Dans une correspondance adressée le 7 août 2026 au ministre des Finances, le maire de Yaoundé, Luc Messi Atangana, demande le déblocage de ces ressources issues des droits d'accises et leur mise à disposition du receveur municipal.
Le problème, selon la municipalité, n'est pas que l'argent n'existe pas. Les fonds seraient déjà logés au trésor public et les titres correspondants resteraient en attente de paiement. C'est donc leur mise à disposition effective qui est désormais réclamée par la ville.
Et derrière ces chiffres se cache une réalité quotidienne beaucoup plus concrète. Dans plusieurs quartiers de Yaoundé, la collecte irrégulière des déchets, l'accumulation des ordures et la saturation de certains points de dépôt continuent de peser sur le cadre de vie des habitants.

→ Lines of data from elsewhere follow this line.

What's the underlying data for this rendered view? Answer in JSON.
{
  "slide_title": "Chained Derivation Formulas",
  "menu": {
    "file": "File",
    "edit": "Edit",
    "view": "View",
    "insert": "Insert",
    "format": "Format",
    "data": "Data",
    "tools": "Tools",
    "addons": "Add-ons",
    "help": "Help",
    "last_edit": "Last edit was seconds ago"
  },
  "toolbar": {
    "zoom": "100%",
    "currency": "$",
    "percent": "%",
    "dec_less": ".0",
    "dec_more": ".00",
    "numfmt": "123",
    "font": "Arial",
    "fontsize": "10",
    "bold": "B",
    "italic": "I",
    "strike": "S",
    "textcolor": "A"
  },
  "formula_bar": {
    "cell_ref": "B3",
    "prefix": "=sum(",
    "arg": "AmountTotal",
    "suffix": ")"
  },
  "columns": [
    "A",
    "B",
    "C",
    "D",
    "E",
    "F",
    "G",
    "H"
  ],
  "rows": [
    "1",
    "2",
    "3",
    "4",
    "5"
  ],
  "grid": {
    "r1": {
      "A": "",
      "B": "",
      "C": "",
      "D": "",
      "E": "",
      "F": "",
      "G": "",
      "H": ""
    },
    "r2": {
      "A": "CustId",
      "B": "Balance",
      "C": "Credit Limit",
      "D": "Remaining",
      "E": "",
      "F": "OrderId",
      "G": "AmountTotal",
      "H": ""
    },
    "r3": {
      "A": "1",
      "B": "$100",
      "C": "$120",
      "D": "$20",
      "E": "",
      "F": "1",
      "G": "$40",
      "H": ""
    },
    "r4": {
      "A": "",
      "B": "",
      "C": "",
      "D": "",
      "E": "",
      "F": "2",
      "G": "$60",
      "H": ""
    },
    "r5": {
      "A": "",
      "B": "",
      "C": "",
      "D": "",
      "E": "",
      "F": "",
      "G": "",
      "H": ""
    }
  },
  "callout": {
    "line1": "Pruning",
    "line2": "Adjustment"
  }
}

Or enlever, transporter et traiter quotidiennement les milliers de tonnes de déchets produits par une métropole nécessite des moyens financiers considérables et, surtout, disponibles à temps.
Pour la communauté urbaine, les 8,2 milliards de francs CFA réclamés doivent justement contribuer au financement de ces opérations. Leur indisponibilité fragilise donc la capacité de la municipalité à assurer durablement un service pourtant essentiel.